Em ambos os programas temos sentido de facto um aumento dos consumos e de toda a atividade associada. No programa de substituição temos atualmente cerca de 1.250 pessoas por dia em toda a cidade. No programa de Consumo vigiado, aberto há quatro anos, há um total de pessoas inscritas de 3.423, e é frequentado por cerca de 300 pessoas por dia, deixando à porta um número elevado de pessoas às quais não conseguimos dar resposta. Ao fim de um dia de trabalho podemos dizer que só a nossa organização tem contacto com aproximadamente 1.600 pessoas na cidade. Algumas com consumos ativos, algumas sem consumos ativos, mas todas elas em situação de vulnerabilidade de saúde e social.
 
Quais são as características dos novos consumos?
Não sei se poderemos afirmar que são novos consumos. Da experiência que temos, os consumos continuam a ser de heroína e cocaína base (craque). Não temos registo de outras substâncias consumidas, embora estejamos atentos. Somos da opinião de que todas as estruturas de devem preparar para a entrada de novas substâncias no mercado, desconhecidas e mais perigosas, com características muito mais agressivas e com um grau de severidade muito elevado. Refiro me às drogas sintéticas que já vão aparecendo em outros contextos, não tanto nos consumidores de rua, clássicos. É fundamental investir mais na testagem de substâncias para estarmos preparados para os novos consumos e criar respostas para evitar piores cenários.
 
Faltam apoios no terreno? Que medidas devem ser tomadas urgentemente?
Sim. Faltam efetivamente mais apoios no terreno e falta também a atualização financeira dos que já existem e que têm vindo a fragilizar se cada vez mais. Quer em termos do tempo e da disponibilidade para acolher as pessoas e os novos casos, quer em termos da fragilidade da intervenção em termos técnicos, em património técnico e humano.
 
Este assunto tem sido muito discutido quer com o Instituto para os Comportamentos Aditivos e as Dependências (ICAD) quer com a Câmara Municipal de Lisboa. Apesar de haver a plena consciência dessa dificuldade e o reconhecimento dessa necessidade, tem sido muito difícil contrariar esta tendência. O que está em causa é sempre o aumento do financiamento a estas intervenções que permita acompanhar o aumento do custo de vida, a retenção de técnicos especializados, a melhoria das condições de trabalho, etc.
 
Em termos de novas medidas que façam face ao problema, estão já mais do que identificadas e refletidas com as entidades reesposáveis.
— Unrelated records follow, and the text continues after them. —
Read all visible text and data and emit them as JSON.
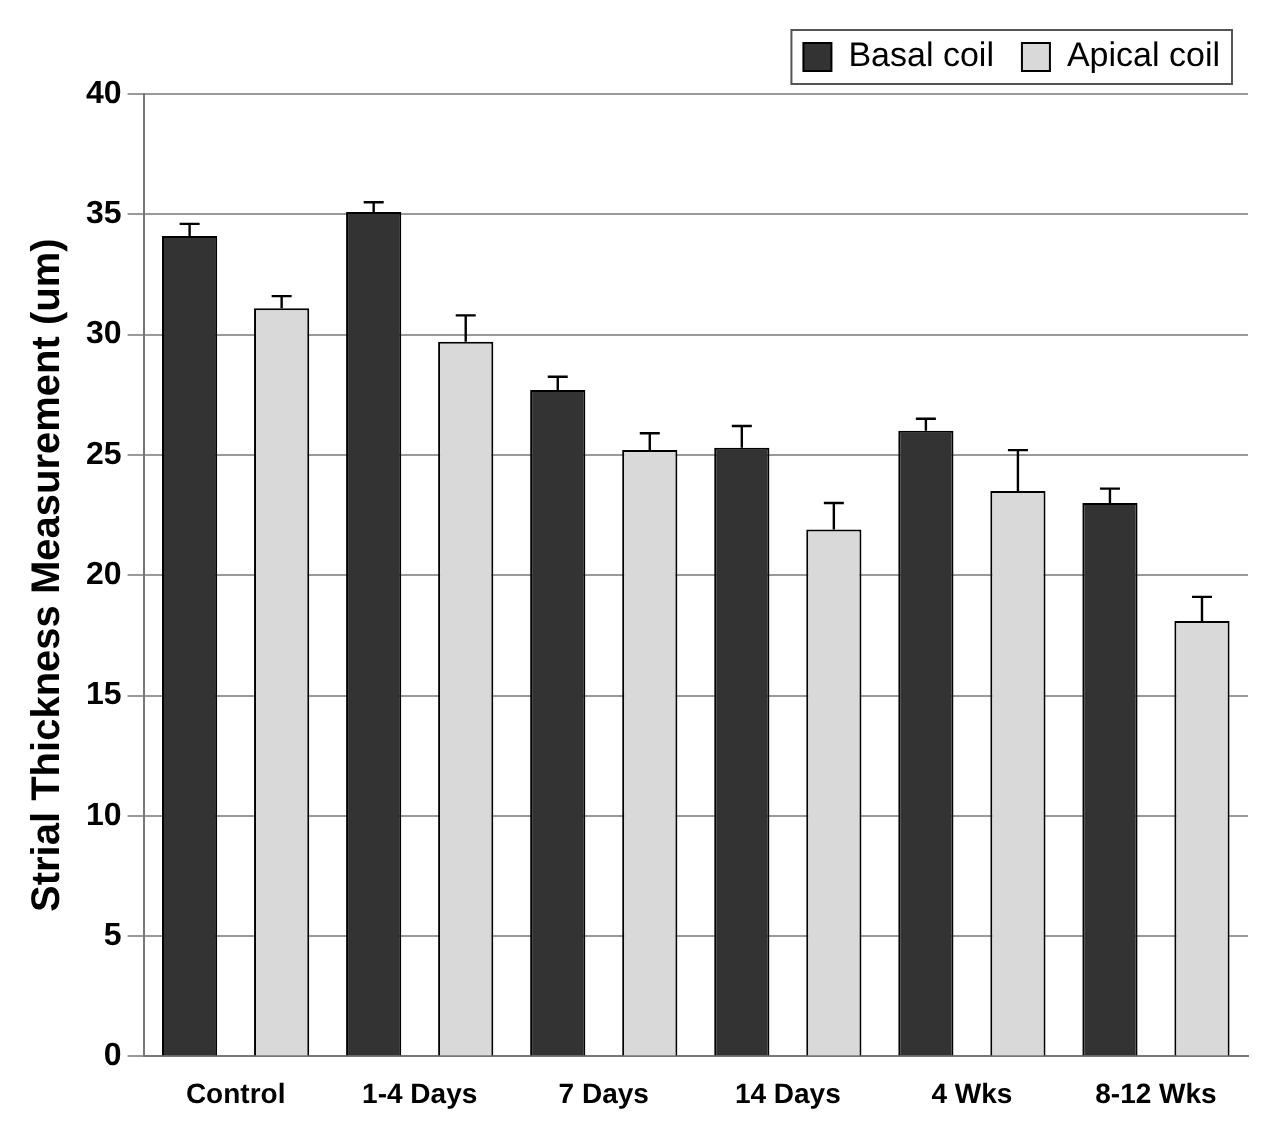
{
  "chart_data": {
    "type": "bar",
    "ylabel": "Strial Thickness Measurement (um)",
    "categories": [
      "Control",
      "1-4 Days",
      "7 Days",
      "14 Days",
      "4 Wks",
      "8-12 Wks"
    ],
    "series": [
      {
        "name": "Basal coil",
        "color": "#333333",
        "values": [
          34.1,
          35.1,
          27.7,
          25.3,
          26.0,
          23.0
        ],
        "errors": [
          [
            34.1,
            34.6
          ],
          [
            35.1,
            35.5
          ],
          [
            27.7,
            28.25
          ],
          [
            25.3,
            26.2
          ],
          [
            26.0,
            26.5
          ],
          [
            23.0,
            23.6
          ]
        ]
      },
      {
        "name": "Apical coil",
        "color": "#d9d9d9",
        "values": [
          31.1,
          29.7,
          25.2,
          21.9,
          23.5,
          18.1
        ],
        "errors": [
          [
            31.1,
            31.6
          ],
          [
            29.7,
            30.8
          ],
          [
            25.2,
            25.9
          ],
          [
            21.9,
            23.0
          ],
          [
            23.5,
            25.2
          ],
          [
            18.1,
            19.1
          ]
        ]
      }
    ],
    "ylim": [
      0,
      40
    ],
    "yticks": [
      0,
      5,
      10,
      15,
      20,
      25,
      30,
      35,
      40
    ],
    "grid": "y",
    "legend": "top right"
  }
}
Passa pela criação de outros espaços de consumo, que permitem a entrada destas populações para o sistema que pode cuidar e proteger; passa também por criar respostas de emergência junto de focos de consumo mais descontrolados, que passa pela criação de medidas extraordinárias, que permitam contornar aspetos burocráticos que têm impedido a celeridade de respostas.
 
O problema tem sido devidamente valorizado?
Penso que sim. Tem sido muito discutido quer pelas instituições que atuam na área da Redução de Danos em Lisboa, quer pelas instituições que lidam com as consequências do fenómeno, entre as entidades com reponsabilidade na área dos comportamentos aditivos, Câmara Municipal de Lisboa, Juntas de Freguesia mais afetadas...contudo, não se tem conseguido evoluir muito, criar respostas novas ou criar as condições para uma maior eficácia da intervenção. Talvez faça falta envolver a tutela de uma forma mais comprometida com o financiamento necessário, porque tecnicamente temos tudo.
 
Muito se tem falado da avenida de Ceuta e do consumo a céu aberto naquela zona. Temem que este local e/ou outros se tornem espécie de Casal Ventoso?
Claro que sim, tememos e muito! Ares do Pinhal esteve no desmantelamento do bairro em 1997. Ninguém quer voltar a ver ou a viver o que se viveu ali. Na altura, foram chamadas a intervir algumas entidades  para fazer frente ao fenómeno: A Câmara Municipal de Lisboa chamou a intervir em parceria e num regime de emergência o Instituto da Droga e da Toxicodependência, as forças de segurança, as instituições de saúde pública e foram criados mecanismos de resposta rápidos para encaminhamento das pessoas que ali se encontravam. Funcionou! Hoje, temos esse know how e devemos refletir sobre isso, aprender com os erros e evitar a repetição dos mesmos. Se não agirmos rapidamente, é certo que tudo se repete. Agora é a hora.